FY22 fiscal deficit may improve at 6.6% on stronger tax
The international rating agency last week kept the sovereign rating unchanged at ‘BBB-‘ with a negative outlook, and said the risks to India’s medium-term growth outlook are likely to stem from a rapid economic recovery from the pandemic and easing financial sector pressure. with less.
In an email interview with PTI, Jeremy Zook, Director (Asia-Pacific Sovereign) of Fitch Ratings said that two major positive triggers that could revise the outlook to stabilize are one to reduce the debt burden. Implementation of a credible medium-term fiscal strategy and high medium-term investment and growth rates without creating macroeconomic imbalances, such as successful structural reform implementation and a healthy financial sector.
“We anticipate that the central government will achieve a deficit of 6.6 per cent of GDP in the current fiscal, largely as a result of a higher-than-expected revenue buoyancy. We estimate that the government falls short of its budget target. disinvestment,” said Zook.

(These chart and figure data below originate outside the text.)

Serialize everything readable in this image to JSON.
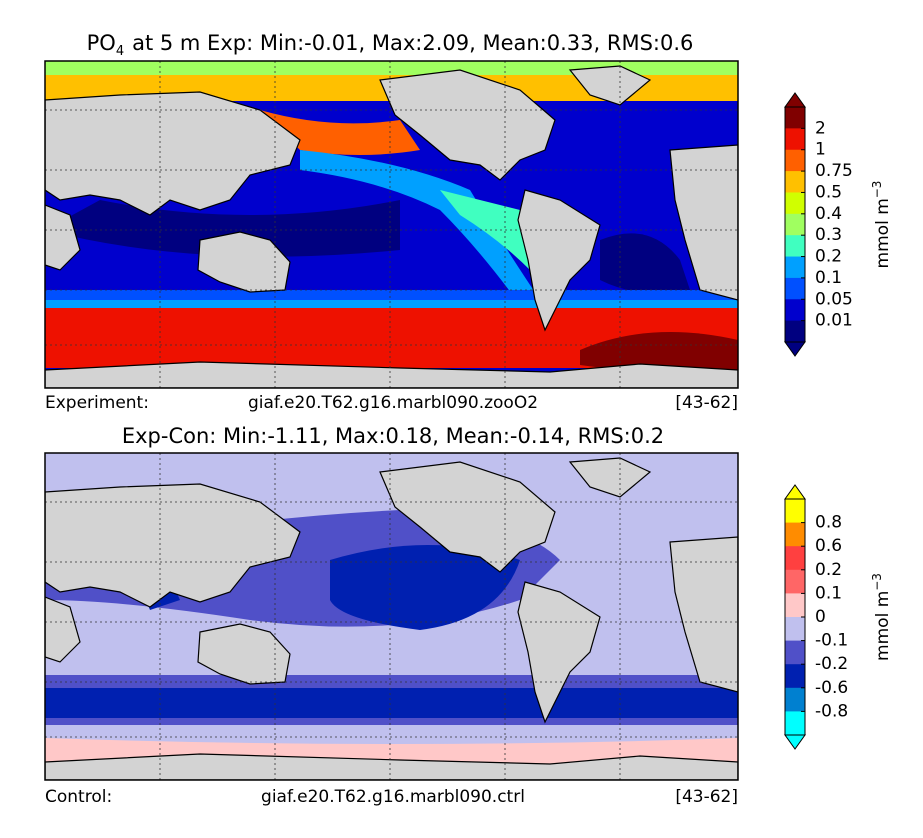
{
  "panels": [
    {
      "title_prefix": "PO",
      "title_subscript": "4",
      "title": "at 5 m Exp: Min:-0.01, Max:2.09, Mean:0.33, RMS:0.6",
      "footer": {
        "left": "Experiment:",
        "center": "giaf.e20.T62.g16.marbl090.zooO2",
        "right": "[43-62]"
      },
      "colorbar": {
        "label": "mmol m",
        "label_superscript": "−3",
        "ticks": [
          "2",
          "1",
          "0.75",
          "0.5",
          "0.4",
          "0.3",
          "0.2",
          "0.1",
          "0.05",
          "0.01"
        ],
        "colors": [
          "#800000",
          "#ee1100",
          "#ff6000",
          "#ffc000",
          "#d0ff00",
          "#a0ff60",
          "#40ffc0",
          "#00a0ff",
          "#0050ff",
          "#0000cd",
          "#000080"
        ]
      }
    },
    {
      "title": "Exp-Con: Min:-1.11, Max:0.18, Mean:-0.14, RMS:0.2",
      "footer": {
        "left": "Control:",
        "center": "giaf.e20.T62.g16.marbl090.ctrl",
        "right": "[43-62]"
      },
      "colorbar": {
        "label": "mmol m",
        "label_superscript": "−3",
        "ticks": [
          "0.8",
          "0.6",
          "0.2",
          "0.1",
          "0",
          "-0.1",
          "-0.2",
          "-0.6",
          "-0.8"
        ],
        "colors": [
          "#ffff00",
          "#ff8c00",
          "#ff4040",
          "#ff6666",
          "#ffc8c8",
          "#c0c0ee",
          "#5050c8",
          "#0020b0",
          "#0080d0",
          "#00ffff"
        ]
      }
    }
  ]
}
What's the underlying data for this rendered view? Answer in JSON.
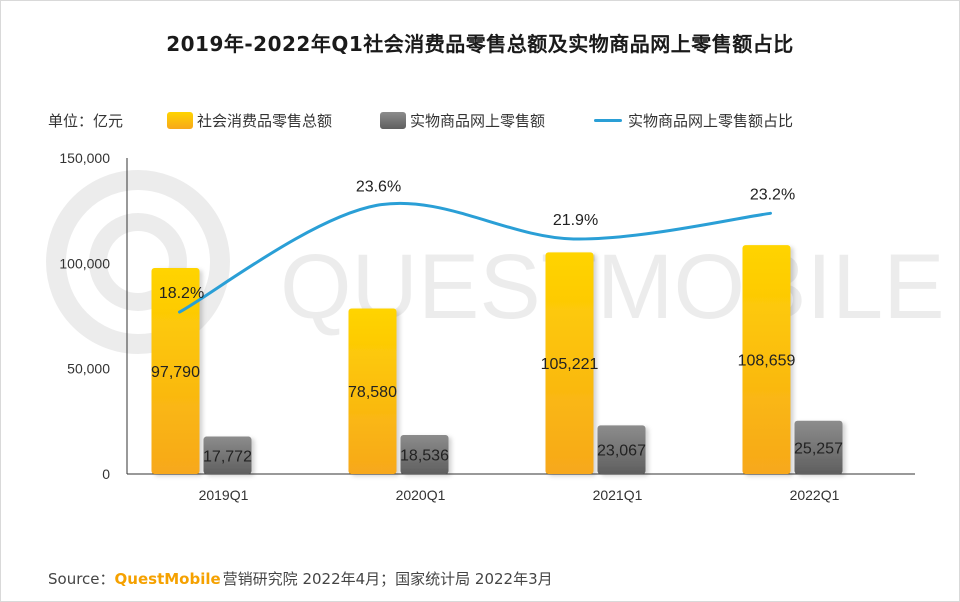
{
  "title": "2019年-2022年Q1社会消费品零售总额及实物商品网上零售额占比",
  "unit_label": "单位：亿元",
  "legend": {
    "bar1": "社会消费品零售总额",
    "bar2": "实物商品网上零售额",
    "line": "实物商品网上零售额占比"
  },
  "watermark": "QUESTMOBILE",
  "source": {
    "prefix": "Source：",
    "brand": "QuestMobile",
    "rest": "营销研究院 2022年4月；国家统计局 2022年3月"
  },
  "colors": {
    "bar1_top": "#ffd400",
    "bar1_bottom": "#f7a81b",
    "bar2_top": "#8c8c8c",
    "bar2_bottom": "#5f5f5f",
    "line": "#2a9fd6",
    "axis": "#333333"
  },
  "chart_data": {
    "type": "bar",
    "categories": [
      "2019Q1",
      "2020Q1",
      "2021Q1",
      "2022Q1"
    ],
    "series": [
      {
        "name": "社会消费品零售总额",
        "type": "bar",
        "axis": "left",
        "values": [
          97790,
          78580,
          105221,
          108659
        ],
        "labels": [
          "97,790",
          "78,580",
          "105,221",
          "108,659"
        ]
      },
      {
        "name": "实物商品网上零售额",
        "type": "bar",
        "axis": "left",
        "values": [
          17772,
          18536,
          23067,
          25257
        ],
        "labels": [
          "17,772",
          "18,536",
          "23,067",
          "25,257"
        ]
      },
      {
        "name": "实物商品网上零售额占比",
        "type": "line",
        "axis": "right",
        "values": [
          18.2,
          23.6,
          21.9,
          23.2
        ],
        "labels": [
          "18.2%",
          "23.6%",
          "21.9%",
          "23.2%"
        ]
      }
    ],
    "ylim": [
      0,
      150000
    ],
    "yticks": [
      0,
      50000,
      100000,
      150000
    ],
    "ytick_labels": [
      "0",
      "50,000",
      "100,000",
      "150,000"
    ],
    "ylim_right": [
      10,
      26
    ],
    "grid": false,
    "legend_position": "top-left"
  }
}
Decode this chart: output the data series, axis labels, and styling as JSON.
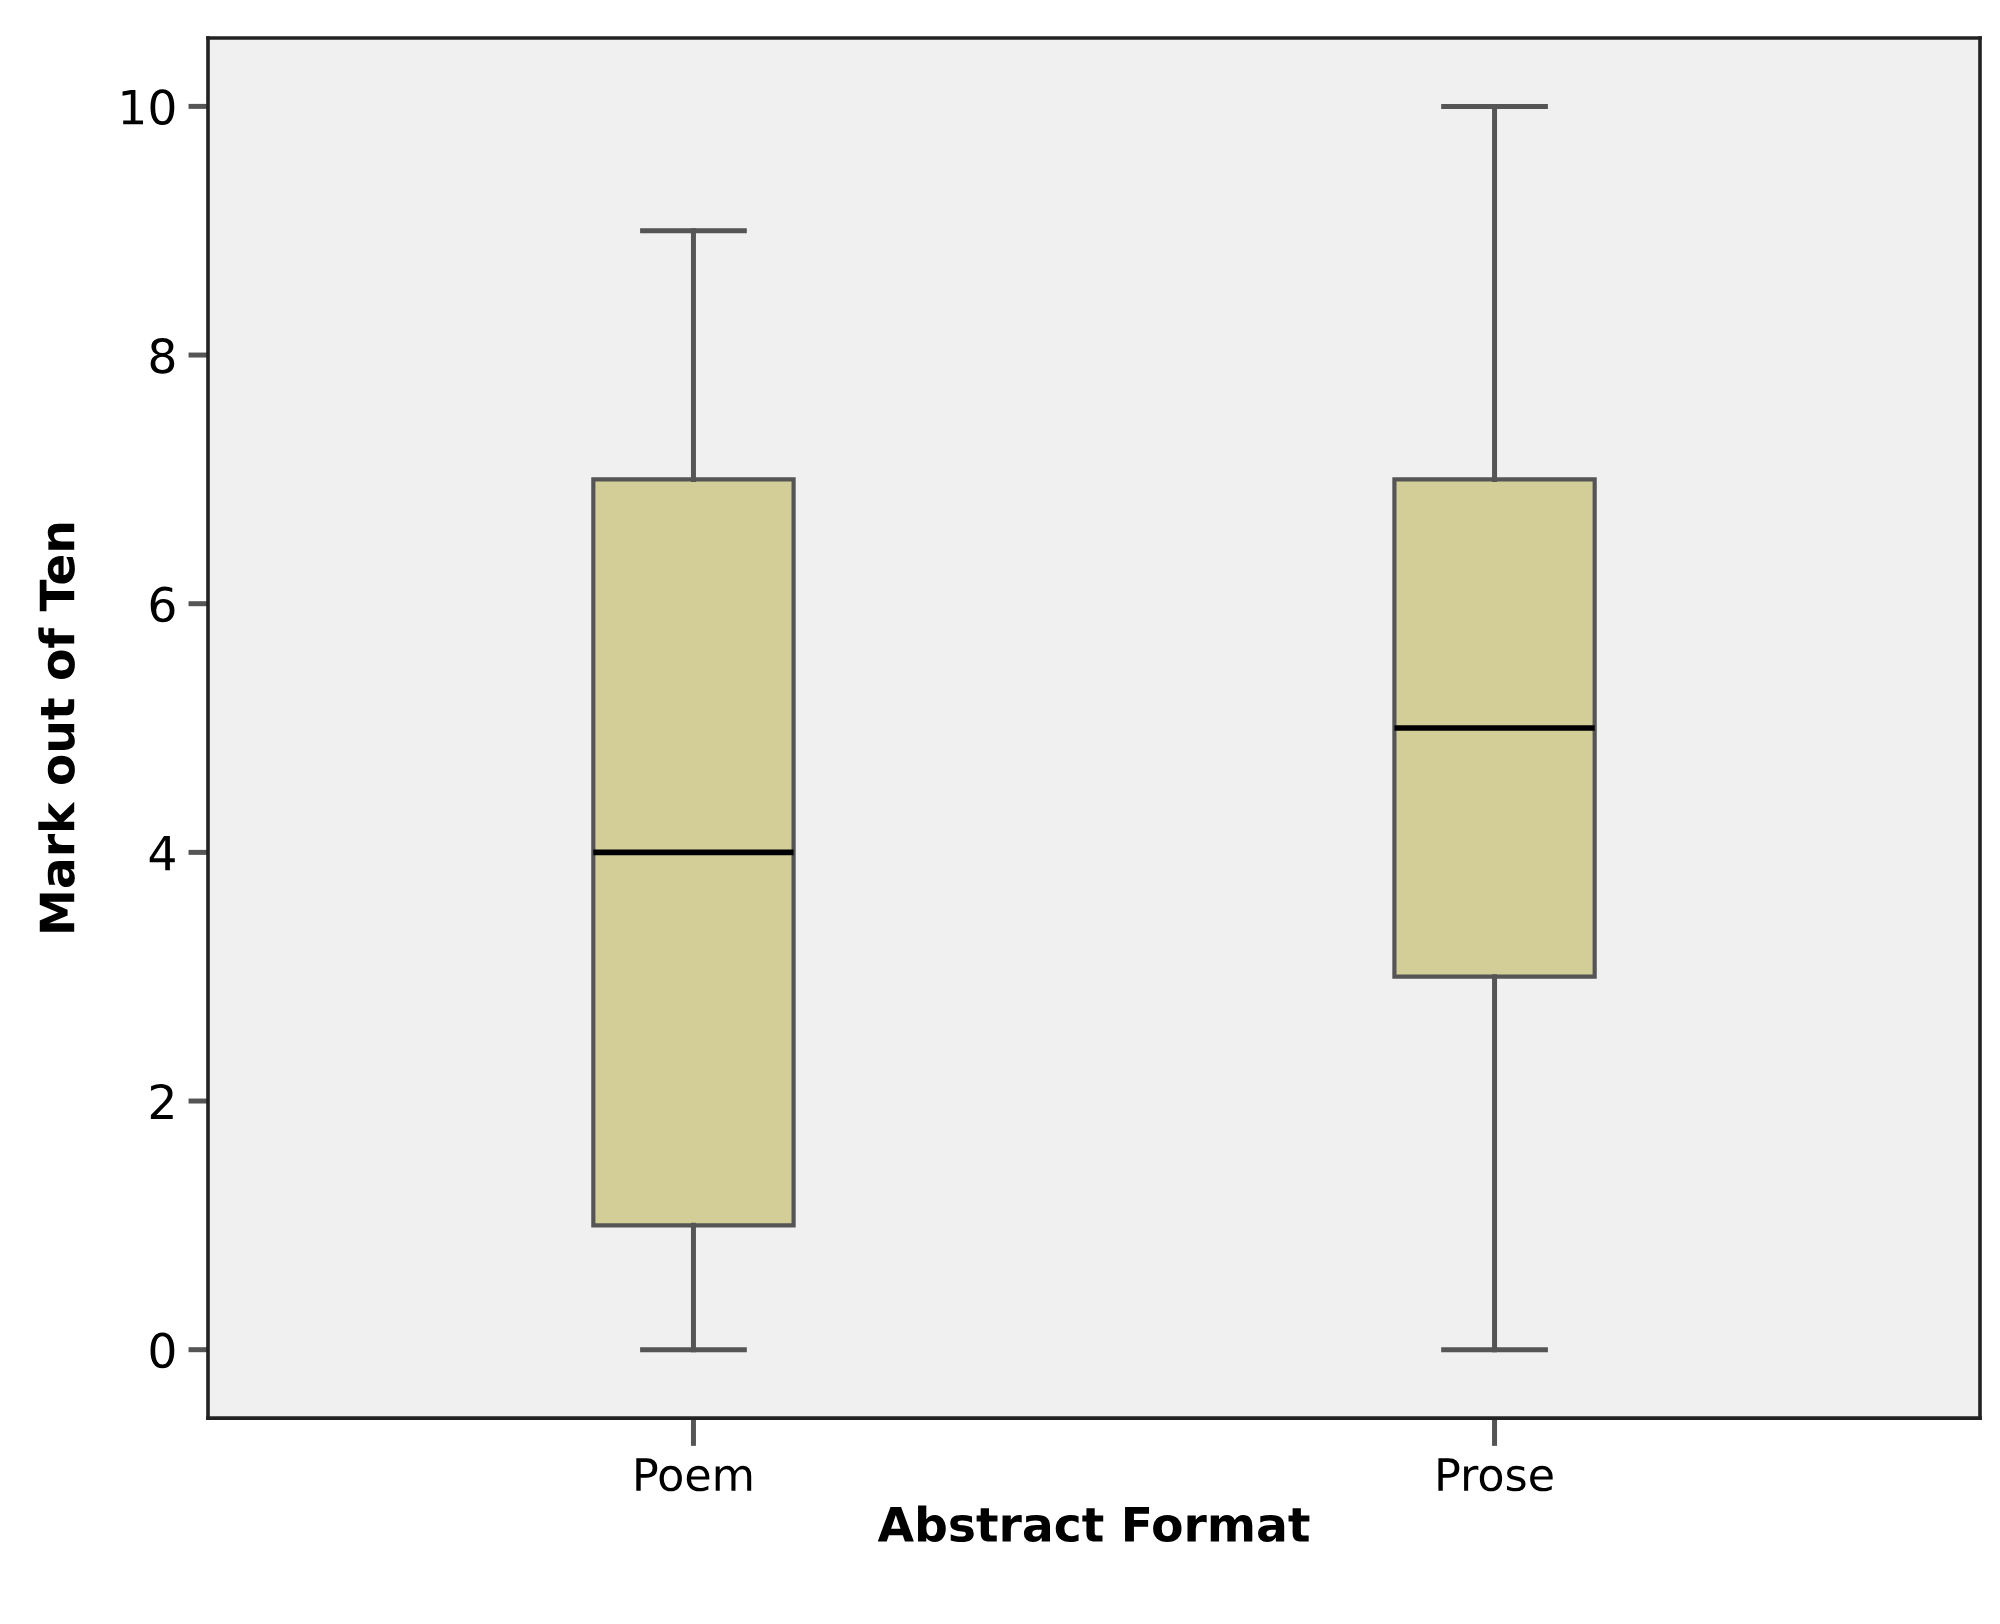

In the Budget for 2021-22 (April-March), presented on February 1, the government had pegged the fiscal deficit, or the gap between the Centre’s spending and revenue, at 6.8 per cent of GDP, or Rs 15.06 lakh crore.
At the end of September, which is six months into the fiscal year, the fiscal deficit touched 35 per cent of the budget estimate.
Revenue Secretary Tarun Bajaj has said that on the back of good direct and indirect tax collection, the government’s tax collection will exceed the budget estimates for this financial year.
“Even after refunds, we have touched almost Rs 6 lakh crore in direct taxes till October… It is looking good. Hopefully, we should cross it.
“Though we have given a lot of relief in indirect taxes in petrol, diesel and edible oil, there are some sunsets that have come in customs duty where the total profit will be around Rs 75,000-80,000 crore. But, still, I think we should get direct and Both indirect taxes should be higher than the budget estimate.”
With regard to disinvestment, there is a collection of Rs 9,330 crore so far against the budget target of Rs 1.75 lakh crore.
When asked when Fitch expects India’s rating outlook to stabilize, Zook said, “We do not have a specific timetable to address the negative outlook, which may result in a rating downgrade or outlook at the current rating level.” We generally aim to resolve such approaches within a time frame of two years but it may take longer ”
India’s general government debt increased to 89.6 percent of GDP in FY 2011. Fitch forecasts the ratio to drop slightly to 89 per cent, which is still well above the ‘BBB’ average of 60.3 per cent in 2021. According to the rating agency, the debt ratio should fall to 86.9 per cent by FY26 (ending March 2026).
“Two major positive triggers could lead to a revision of the outlook to stabilize. First, the implementation of a credible medium-term fiscal strategy to bring down the post-pandemic general government debt to the level of ‘BBB’ category counterparts. is for.
“Second, high medium-term investment and growth rates without the creation of macroeconomic imbalances, such as from successful structural reform implementation and a healthy financial sector,” Zook said.
Zook also said that an upcoming review will assess these triggers.
“Conversely, a downgrade may result from negative triggers, namely, failure to keep the general government debt-GDP ratio on a downward trajectory or a structurally weak real GDP growth outlook, for example, continued financial-sector weakness.” Or because of improved implementation. There is a shortage,” Zook said.